US officials believe that Pakistan's Inter-Services Intelligence directorate (ISI) still supports the Taliban despite recent signals that the spy agency had started cracking down on the Islamist group, says the Washington Post.
The recent capture of the Afghan Taliban's second in command Mullah Abdul Ghani Baradar seemed to signal a turning point in Pakistan. But US officials now think that even as Pakistan's security forces worked with their American counterparts to capture Baradar and other insurgents, ISI, quietly freed at least two senior Afghan Taliban figures it had captured on its own, the influential US daily reported on Sunday.
The Post cited unnamed US military and intelligence officials as saying the releases, detected by American spy agencies but not publicly disclosed, are evidence that parts of Pakistan's security establishment continue to support the Afghan Taliban - something that India has always maintained.
The officials, it said, declined to identify the Taliban figures who were released citing the secrecy surrounding US monitoring of the ISI, but said the freed captives were high-ranking Taliban members the US would want in custody.
US officials, the Post said, think that "Pakistan continues to pursue a hedging strategy in seeking to maintain relationships with an array of entities - including the US and Afghan governments, as well as insurgent networks - struggling to shape the outcome in Afghanistan, even as it aggressively battles the Pakistani branch of the Taliban."
The ISI wants "to be able to resort to the hard-power option of supporting groups that can take Kabul" if the US suddenly leaves, a US military adviser was cited as saying.
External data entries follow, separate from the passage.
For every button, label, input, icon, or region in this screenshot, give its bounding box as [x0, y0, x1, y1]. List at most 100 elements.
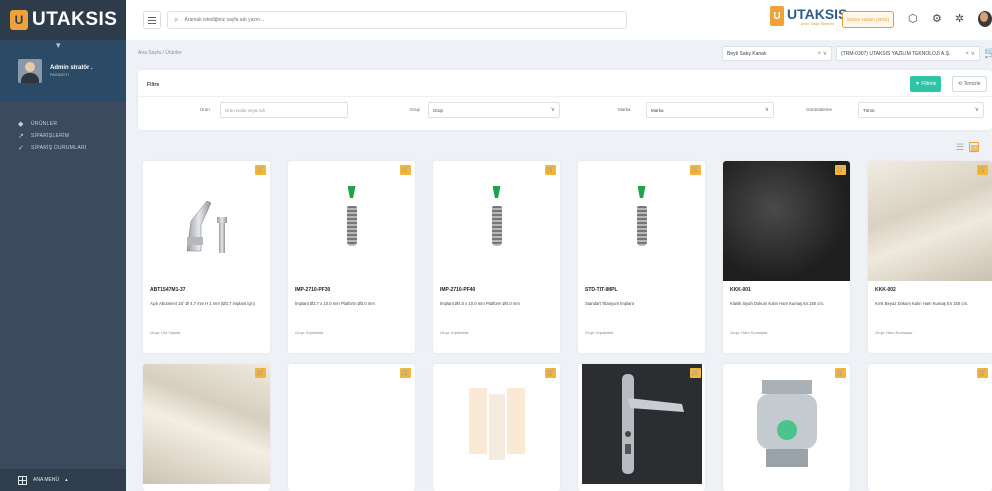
filter-button[interactable]: ▼ Filtrele — [910, 76, 942, 92]
chevron-down-icon: ∨ — [974, 107, 979, 113]
user-panel[interactable]: ▾ Admin stratör . PASSAYTI — [0, 40, 126, 102]
brand-logo: U UTAKSIS Ürün Takip Sistemi — [770, 6, 847, 26]
product-image — [143, 161, 270, 281]
product-filter-placeholder: Ürün Kodu veya Adı — [225, 107, 266, 113]
list-view-icon[interactable]: ☰ — [956, 142, 966, 152]
product-image — [578, 161, 705, 281]
user-avatar[interactable] — [978, 11, 992, 27]
brand-name: UTAKSIS — [787, 5, 848, 22]
product-group: Grup: İmplantlar — [295, 330, 324, 335]
product-card[interactable]: 🛒 STD-TIT-IMPL Standart Titanyum İmplant… — [578, 161, 705, 353]
filter-button-label: Filtrele — [921, 81, 937, 87]
clear-button-label: Temizle — [963, 81, 981, 87]
logo-text: UTAKSIS — [32, 9, 118, 30]
clear-icon: ⟲ — [958, 81, 963, 87]
product-card[interactable]: 🛒 KKK-002 Kırık Beyaz Dokum Kalın Ham Ku… — [868, 161, 992, 353]
gear-icon[interactable]: ✲ — [955, 12, 964, 25]
cart-icon[interactable]: 🛒 — [984, 46, 992, 59]
filter-panel: Filtre ▼ Filtrele ⟲ Temizle Ürün Ürün Ko… — [138, 70, 992, 130]
clear-chevron-icon[interactable]: × ∨ — [965, 50, 975, 57]
product-code: KKK-002 — [875, 287, 896, 293]
product-card[interactable]: 🛒 KKK-001 Klasik Siyah Dokum Kalın Ham K… — [723, 161, 850, 353]
add-to-cart-icon[interactable]: 🛒 — [255, 368, 266, 378]
sidebar-item-label: ÜRÜNLER — [31, 121, 58, 127]
product-card[interactable]: 🛒 — [433, 364, 560, 491]
grid-view-icon[interactable]: ▦ — [969, 142, 979, 153]
grid-icon — [18, 475, 27, 485]
camera-image — [756, 380, 817, 467]
search-box[interactable]: ⌕ — [167, 11, 627, 29]
add-to-cart-icon[interactable]: 🛒 — [977, 165, 988, 175]
product-code: IMP-2710-PF30 — [295, 287, 331, 293]
product-group: Grup: Ham Kumaşlar — [730, 330, 768, 335]
sidebar-item-orders[interactable]: ↗ SİPARİŞLERİM — [0, 130, 126, 142]
settings-icon[interactable]: ⚙ — [932, 12, 942, 25]
brand-filter-label: Marka — [618, 107, 631, 112]
add-to-cart-icon[interactable]: 🛒 — [400, 165, 411, 175]
product-card[interactable]: 🛒 — [578, 364, 705, 491]
add-to-cart-icon[interactable]: 🛒 — [545, 368, 556, 378]
brand-filter-value: Marka — [651, 107, 664, 113]
add-to-cart-icon[interactable]: 🛒 — [400, 368, 411, 378]
product-card[interactable]: 🛒 IMP-2710-PF30 İmplant Ø3.7 x 10.0 mm P… — [288, 161, 415, 353]
fabric-image — [868, 161, 992, 281]
product-card[interactable]: 🛒 ABT1547M1-37 Açılı Abutment 15° Ø 4.7 … — [143, 161, 270, 353]
sidebar-item-label: SİPARİŞLERİM — [31, 133, 70, 139]
release-notes-button[interactable]: Sürüm Notları (2024) — [842, 11, 895, 28]
product-image — [578, 364, 705, 484]
sales-channel-select[interactable]: Beyti Satış Kanalı × ∨ — [722, 46, 832, 61]
sidebar-item-products[interactable]: ◆ ÜRÜNLER — [0, 118, 126, 130]
filter-icon: ▼ — [915, 81, 920, 87]
product-image — [433, 161, 560, 281]
clear-chevron-icon[interactable]: × ∨ — [817, 50, 827, 57]
product-image — [868, 161, 992, 281]
logo[interactable]: U UTAKSIS — [0, 0, 126, 40]
divider — [138, 96, 992, 97]
chevron-up-icon: ▴ — [65, 477, 68, 483]
chevron-down-icon[interactable]: ▾ — [56, 40, 61, 51]
view-filter-label: Görüntüleme — [806, 107, 833, 112]
abutment-image — [186, 200, 227, 253]
add-to-cart-icon[interactable]: 🛒 — [835, 165, 846, 175]
brand-filter-select[interactable]: Marka ∨ — [646, 102, 774, 118]
product-image — [143, 364, 270, 484]
group-filter-label: Grup — [410, 107, 421, 112]
search-input[interactable] — [184, 17, 605, 23]
sidebar-item-order-status[interactable]: ✓ SİPARİŞ DURUMLARI — [0, 142, 126, 154]
main-menu-button[interactable]: ANA MENÜ ▴ — [0, 469, 126, 491]
cube-icon[interactable]: ⬡ — [908, 12, 918, 25]
product-card[interactable]: 🛒 — [288, 364, 415, 491]
company-select[interactable]: (TRM-0307) UTAKSIS YAZILIM TEKNOLOJİ A.Ş… — [836, 46, 980, 61]
chevron-down-icon: ∨ — [764, 107, 769, 113]
group-filter-select[interactable]: Grup ∨ — [428, 102, 560, 118]
add-to-cart-icon[interactable]: 🛒 — [690, 368, 701, 378]
add-to-cart-icon[interactable]: 🛒 — [690, 165, 701, 175]
product-group: Grup: İmplantlar — [440, 330, 469, 335]
product-description: Açılı Abutment 15° Ø 4.7 mm H 1 mm (Ø3.7… — [150, 301, 256, 306]
product-card[interactable]: 🛒 — [143, 364, 270, 491]
clear-button[interactable]: ⟲ Temizle — [952, 76, 987, 92]
product-card[interactable]: 🛒 IMP-2710-PF40 İmplant Ø4.0 x 10.0 mm P… — [433, 161, 560, 353]
product-group: Grup: Üst Yapılar — [150, 330, 181, 335]
product-card[interactable]: 🛒 — [723, 364, 850, 491]
add-to-cart-icon[interactable]: 🛒 — [255, 165, 266, 175]
sidebar: U UTAKSIS ▾ Admin stratör . PASSAYTI ◆ Ü… — [0, 0, 126, 491]
add-to-cart-icon[interactable]: 🛒 — [977, 368, 988, 378]
product-description: Kırık Beyaz Dokum Kalın Ham Kumaş En 150… — [875, 301, 969, 306]
product-image — [288, 161, 415, 281]
chevron-down-icon: ∨ — [550, 107, 555, 113]
breadcrumb: Ana Sayfa / Ürünler — [138, 50, 182, 56]
product-card[interactable]: 🛒 — [868, 364, 992, 491]
main-menu-label: ANA MENÜ — [33, 477, 60, 483]
add-to-cart-icon[interactable]: 🛒 — [545, 165, 556, 175]
view-filter-select[interactable]: Tümü ∨ — [858, 102, 984, 118]
product-code: STD-TIT-IMPL — [585, 287, 618, 293]
product-code: ABT1547M1-37 — [150, 287, 186, 293]
trend-icon: ↗ — [18, 132, 25, 140]
product-filter-input[interactable]: Ürün Kodu veya Adı — [220, 102, 348, 118]
add-to-cart-icon[interactable]: 🛒 — [835, 368, 846, 378]
product-filter-label: Ürün — [200, 107, 210, 112]
menu-toggle-button[interactable] — [143, 11, 161, 29]
view-toggle: ☰ ▦ — [956, 142, 979, 153]
product-code: KKK-001 — [730, 287, 751, 293]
Pakistani intelligence officials told the Post in Islamabad the ISI was committed to dismantling insurgent groups and denied that any Taliban operatives had been released after being captured.
The daily said US officials concur that the collaboration between the CIA and the ISI has improved substantially, but say they see ongoing signs that some ISI operatives are providing sanctuary and other assistance to factions of the Taliban when their CIA counterparts are not around.
CIA officials, according to the Post, think that the ISI's connection to the Taliban is active. But "it's not clear how high that goes or who knows about it," a US counterterrorism official was quoted as saying. "The Pakistanis did a sharp change of policy after 9/11, and it's not certain everybody got the memo - or read it if they did."